It’s debate watch party night at Democracy Brewing in February, and as presidential candidates take the stage to sports-star hype introductions, the politics fans at this European-style beer hall are getting rowdy, like Patriots fans when Tom Brady takes the field. The biggest cheers come from two waiters when they see Bernie Sanders—the candidate who would most approve of the way their workplace is organized.
Democracy isn’t just a clever theme at this 2-year-old brewpub. The beer names hint at the business’ mission: the Worker’s Pint blonde ale and the 1919 Strike stout. The beer coasters explain it. “Democracy Brewing is all about two American ideals,” they read: “Democracy, and owning your own business.” The brewpub, which opened on Independence Day 2018, is a worker-owned cooperative—and an innovative program at Boston’s City Hall, the Worker Cooperative Initiative, helped it get started.
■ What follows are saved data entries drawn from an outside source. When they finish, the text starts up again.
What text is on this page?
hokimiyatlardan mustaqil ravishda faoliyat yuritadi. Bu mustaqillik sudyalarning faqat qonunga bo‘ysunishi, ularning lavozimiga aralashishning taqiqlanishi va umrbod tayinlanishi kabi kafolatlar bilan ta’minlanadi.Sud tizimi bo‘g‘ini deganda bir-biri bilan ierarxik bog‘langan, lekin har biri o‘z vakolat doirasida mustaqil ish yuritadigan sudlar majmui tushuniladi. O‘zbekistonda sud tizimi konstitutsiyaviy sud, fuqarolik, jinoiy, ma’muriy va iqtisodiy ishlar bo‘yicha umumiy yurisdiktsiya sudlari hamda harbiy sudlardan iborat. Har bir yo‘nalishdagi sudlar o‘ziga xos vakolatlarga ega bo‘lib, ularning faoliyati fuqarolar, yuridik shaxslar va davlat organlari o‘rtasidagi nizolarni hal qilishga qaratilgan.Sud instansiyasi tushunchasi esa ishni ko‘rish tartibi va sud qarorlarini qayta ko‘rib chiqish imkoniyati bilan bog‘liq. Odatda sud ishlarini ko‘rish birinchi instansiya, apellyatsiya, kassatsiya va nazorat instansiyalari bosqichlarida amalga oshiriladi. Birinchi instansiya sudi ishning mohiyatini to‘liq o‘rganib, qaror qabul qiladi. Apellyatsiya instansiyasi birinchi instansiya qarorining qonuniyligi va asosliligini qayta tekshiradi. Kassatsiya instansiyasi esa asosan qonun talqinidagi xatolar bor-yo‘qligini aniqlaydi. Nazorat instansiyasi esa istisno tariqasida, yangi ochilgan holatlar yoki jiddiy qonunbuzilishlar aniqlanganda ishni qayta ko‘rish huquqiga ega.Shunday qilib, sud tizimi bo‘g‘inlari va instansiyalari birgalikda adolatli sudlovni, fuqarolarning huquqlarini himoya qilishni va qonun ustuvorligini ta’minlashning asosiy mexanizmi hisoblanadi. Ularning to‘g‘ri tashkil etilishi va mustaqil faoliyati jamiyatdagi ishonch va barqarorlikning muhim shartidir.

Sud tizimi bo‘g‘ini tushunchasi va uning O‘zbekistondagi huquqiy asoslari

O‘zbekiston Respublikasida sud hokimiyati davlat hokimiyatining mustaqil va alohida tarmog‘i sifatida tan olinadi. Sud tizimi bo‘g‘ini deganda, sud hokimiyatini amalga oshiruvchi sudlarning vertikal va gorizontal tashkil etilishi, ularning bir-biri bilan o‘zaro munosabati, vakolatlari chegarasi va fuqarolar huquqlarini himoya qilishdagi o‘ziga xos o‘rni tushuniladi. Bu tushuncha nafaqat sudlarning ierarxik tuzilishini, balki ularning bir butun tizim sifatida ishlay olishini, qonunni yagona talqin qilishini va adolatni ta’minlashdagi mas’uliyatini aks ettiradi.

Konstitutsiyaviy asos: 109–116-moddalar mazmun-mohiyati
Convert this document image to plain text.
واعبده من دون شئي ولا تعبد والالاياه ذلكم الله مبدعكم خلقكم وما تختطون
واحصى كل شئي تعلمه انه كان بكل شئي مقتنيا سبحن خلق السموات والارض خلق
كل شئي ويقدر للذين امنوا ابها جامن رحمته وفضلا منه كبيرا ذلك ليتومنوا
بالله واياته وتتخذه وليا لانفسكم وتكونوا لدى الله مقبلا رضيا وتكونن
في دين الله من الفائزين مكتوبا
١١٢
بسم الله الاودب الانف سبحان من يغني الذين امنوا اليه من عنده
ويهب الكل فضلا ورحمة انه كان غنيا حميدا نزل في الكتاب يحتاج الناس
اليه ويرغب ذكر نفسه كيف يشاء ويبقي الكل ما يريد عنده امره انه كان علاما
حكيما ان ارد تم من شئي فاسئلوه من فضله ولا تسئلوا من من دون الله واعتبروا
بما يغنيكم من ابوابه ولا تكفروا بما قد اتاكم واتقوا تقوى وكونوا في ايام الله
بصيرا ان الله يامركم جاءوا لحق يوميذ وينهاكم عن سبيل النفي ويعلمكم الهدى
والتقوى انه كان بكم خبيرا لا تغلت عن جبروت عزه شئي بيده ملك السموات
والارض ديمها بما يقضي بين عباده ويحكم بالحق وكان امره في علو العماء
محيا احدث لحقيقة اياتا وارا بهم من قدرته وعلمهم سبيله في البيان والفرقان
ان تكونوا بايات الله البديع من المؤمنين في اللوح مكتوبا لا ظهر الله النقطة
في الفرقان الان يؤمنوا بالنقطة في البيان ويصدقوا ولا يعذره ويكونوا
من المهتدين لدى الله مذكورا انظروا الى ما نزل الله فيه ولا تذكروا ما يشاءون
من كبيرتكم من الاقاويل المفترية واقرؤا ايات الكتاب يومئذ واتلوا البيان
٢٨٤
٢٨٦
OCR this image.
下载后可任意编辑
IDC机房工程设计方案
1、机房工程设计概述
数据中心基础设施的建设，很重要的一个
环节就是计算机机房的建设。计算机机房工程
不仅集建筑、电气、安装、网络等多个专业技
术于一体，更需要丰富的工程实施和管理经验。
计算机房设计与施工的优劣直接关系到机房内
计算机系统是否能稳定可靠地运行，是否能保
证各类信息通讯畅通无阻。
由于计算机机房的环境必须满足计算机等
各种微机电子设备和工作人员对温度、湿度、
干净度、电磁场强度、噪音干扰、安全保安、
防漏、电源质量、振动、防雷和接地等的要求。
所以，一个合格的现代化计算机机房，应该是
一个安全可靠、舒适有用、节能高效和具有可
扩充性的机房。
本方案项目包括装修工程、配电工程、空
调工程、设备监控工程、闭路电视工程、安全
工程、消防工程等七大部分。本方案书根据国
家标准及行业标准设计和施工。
James Rasza, the brewery’s co-founder and CEO, says Democracy Brewing was created as a “public house” in the British tradition, “one that could really build community, because Boston has become more and more transient.” A former labor organizer, Rasza says he also wanted to “showcase solutions to people’s work life”—to give workers a stake in the company, a say in how their workplace is run, and at least $15 per hour. “It seemed like being a public house that brewed our own beer and made great food was a good way to showcase that to the public, while also really creating good value for the public,” he says—“not just in food and beverage, but also hopefully something deeper.”
The city of Boston’s Worker Cooperative Initiative helped Democracy Brewing launch by lending it $150,000, and by paying a contractor to create a credit memo about the business’ prospects. “It’s a huge chunk of what made it possible for us to open our doors,” Rasza says. He credits the credit memo with helping the brewery raise much of its $1.8 million startup capital.
Boston launched the co-op initiative in late 2017 through its Economic Mobility Lab. The goal, says Jason Ewas, who was head of the Worker Cooperative Initiative and the Economic Mobility Lab until last month, is to help workers build wealth. That’s important as a response to gentrification in Boston, which often ranks as the nation’s third- or fourth-most expensive city for housing and has a huge wealth gap between black and white residents.
“One of the main drivers of wealth is business ownership,” says Ewas. “What this does is it multiplies radically, if it’s at scale, the number of business owners.” Research suggests that employee-owned companies, from co-ops to companies with employee stock ownership plans, tend to be more resilient during an economic downturn, Ewas notes, laying off fewer people and going out of business less often than traditional companies.